Is an Object-Centric Video Representation Beneficial for Transfer?
This work addresses the challenge of enhancing video model transferability for computer vision applications, though it appears incremental as it builds on existing transformer architectures with specific modifications.
The paper tackled the problem of learning object-centric video representations to improve transferability to novel tasks beyond action classification, and demonstrated that their model outperforms prior video representations on tasks like classifying actions on unseen objects and environments, low-shot learning, and linear probing to downstream tasks.

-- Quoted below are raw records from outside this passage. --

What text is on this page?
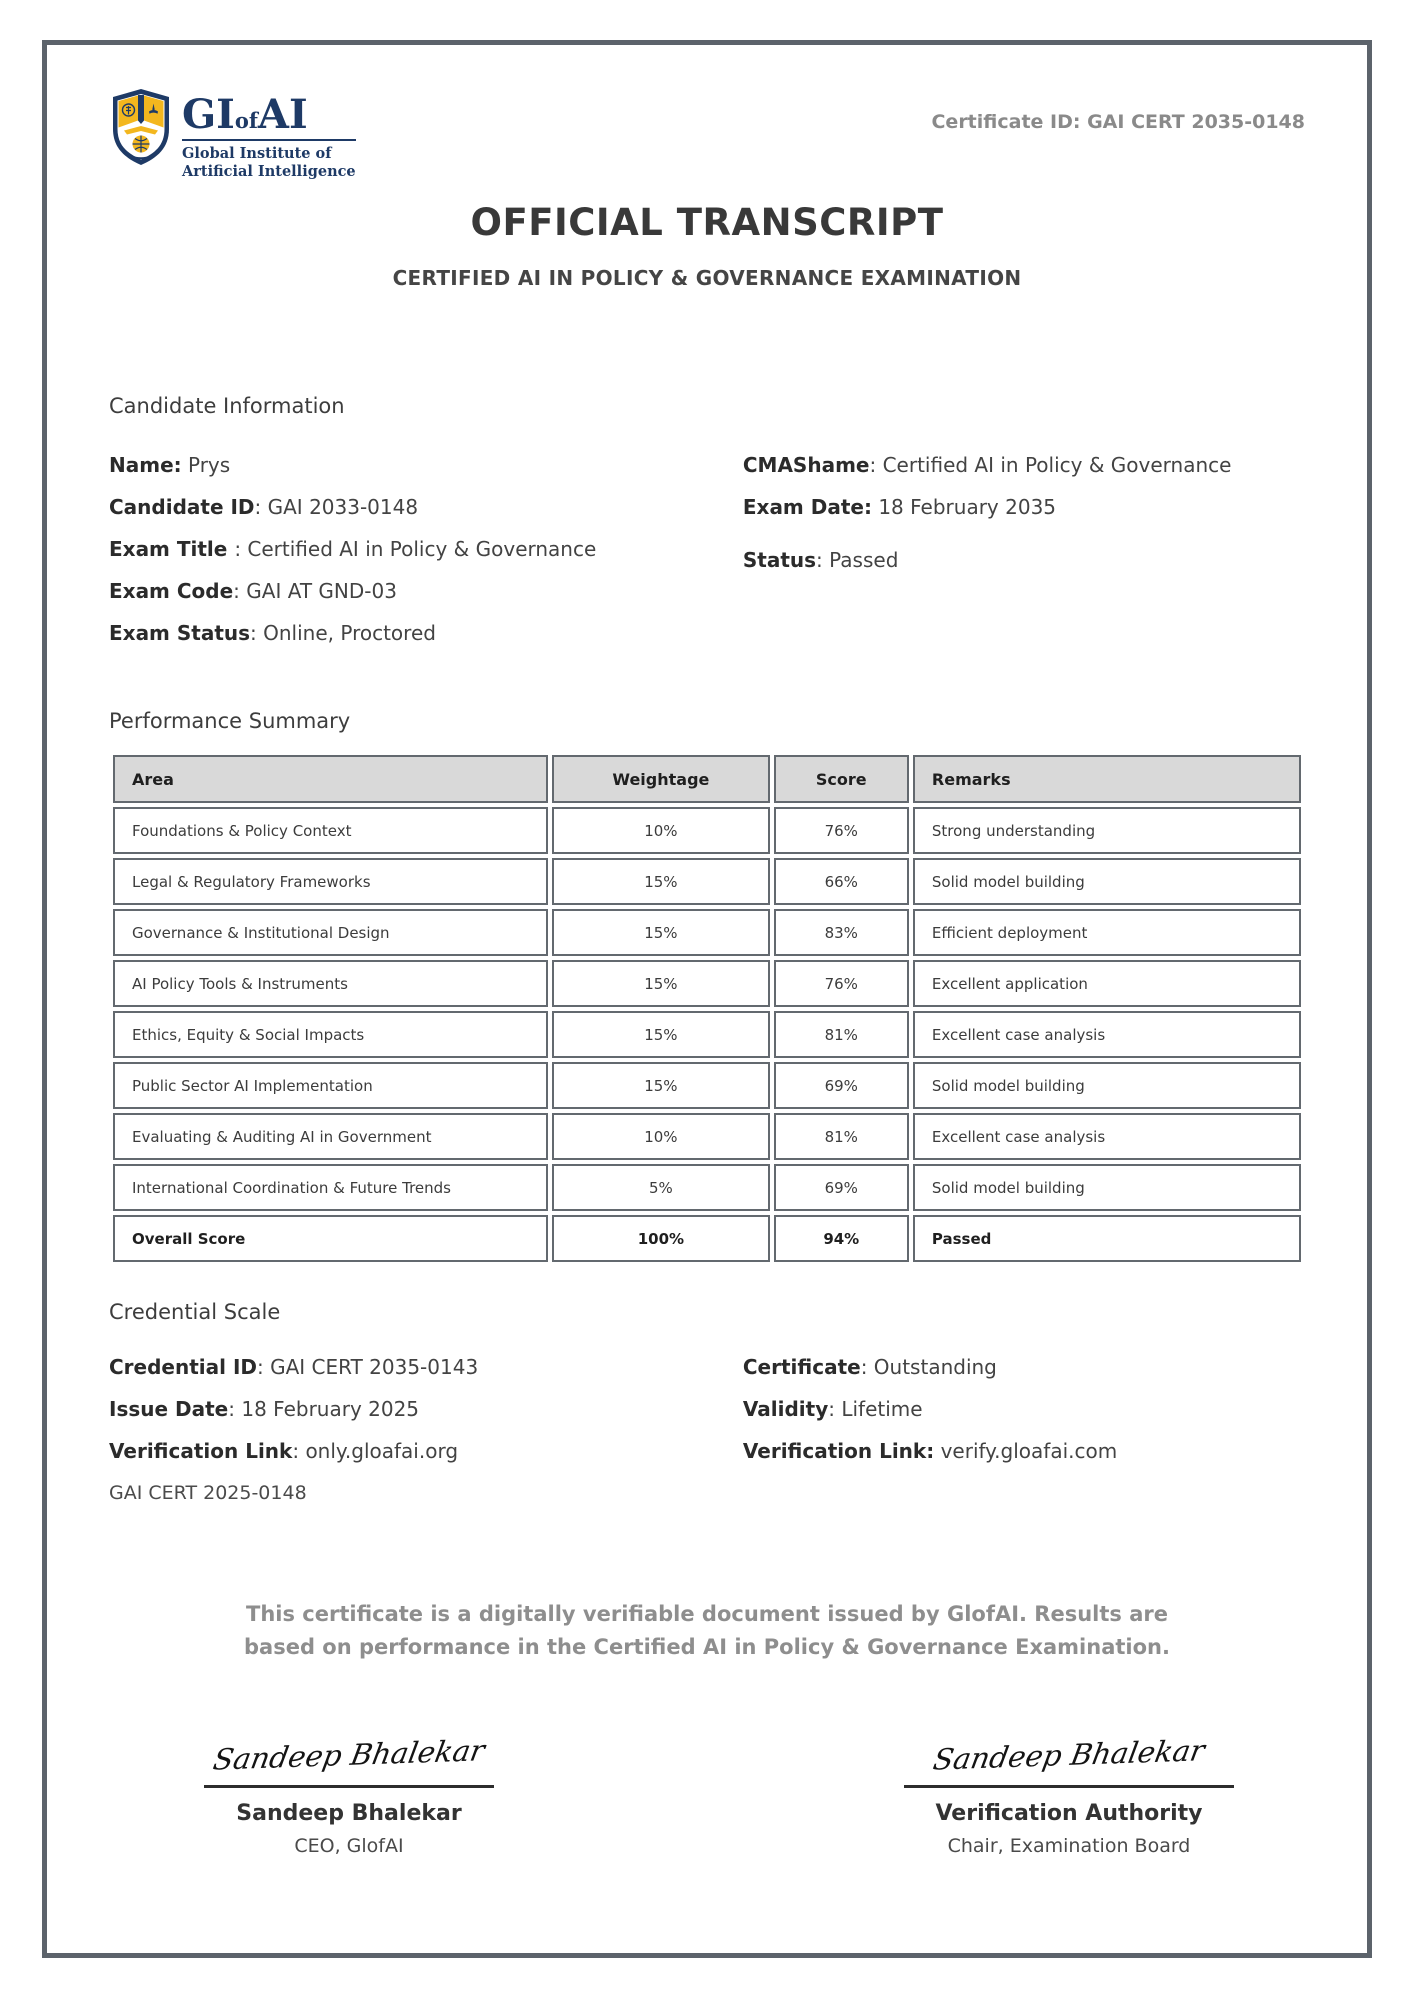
GIofAI
Global Institute of
Artificial Intelligence
Certificate ID: GAI CERT 2035-0148
OFFICIAL TRANSCRIPT
CERTIFIED AI IN POLICY & GOVERNANCE EXAMINATION
Candidate Information

Name: Prys

Candidate ID: GAI 2033-0148

Exam Title : Certified AI in Policy & Governance

Exam Code: GAI AT GND-03

Exam Status: Online, Proctored

CMAShame: Certified AI in Policy & Governance

Exam Date: 18 February 2035

Status: Passed

Performance Summary
Area	Weightage	Score	Remarks
Foundations & Policy Context	10%	76%	Strong understanding
Legal & Regulatory Frameworks	15%	66%	Solid model building
Governance & Institutional Design	15%	83%	Efficient deployment
AI Policy Tools & Instruments	15%	76%	Excellent application
Ethics, Equity & Social Impacts	15%	81%	Excellent case analysis
Public Sector AI Implementation	15%	69%	Solid model building
Evaluating & Auditing AI in Government	10%	81%	Excellent case analysis
International Coordination & Future Trends	5%	69%	Solid model building
Overall Score	100%	94%	Passed
Credential Scale

Credential ID: GAI CERT 2035-0143

Issue Date: 18 February 2025

Verification Link: only.gloafai.org

GAI CERT 2025-0148

Certificate: Outstanding

Validity: Lifetime

Verification Link: verify.gloafai.com

This certificate is a digitally verifiable document issued by GlofAI. Results are based on performance in the Certified AI in Policy & Governance Examination.

Sandeep Bhalekar
Sandeep Bhalekar
CEO, GlofAI
Sandeep Bhalekar
Verification Authority
Chair, Examination Board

The objective of this work is to learn an object-centric video representation, with the aim of improving transferability to novel tasks, i.e., tasks different from the pre-training task of action classification. To this end, we introduce a new object-centric video recognition model based on a transformer architecture. The model learns a set of object-centric summary vectors for the video, and uses these vectors to fuse the visual and spatio-temporal trajectory 'modalities' of the video clip. We also introduce a novel trajectory contrast loss to further enhance objectness in these summary vectors. With experiments on four datasets -- SomethingSomething-V2, SomethingElse, Action Genome and EpicKitchens -- we show that the object-centric model outperforms prior video representations (both object-agnostic and object-aware), when: (1) classifying actions on unseen objects and unseen environments; (2) low-shot learning of novel classes; (3) linear probe to other downstream tasks; as well as (4) for standard action classification.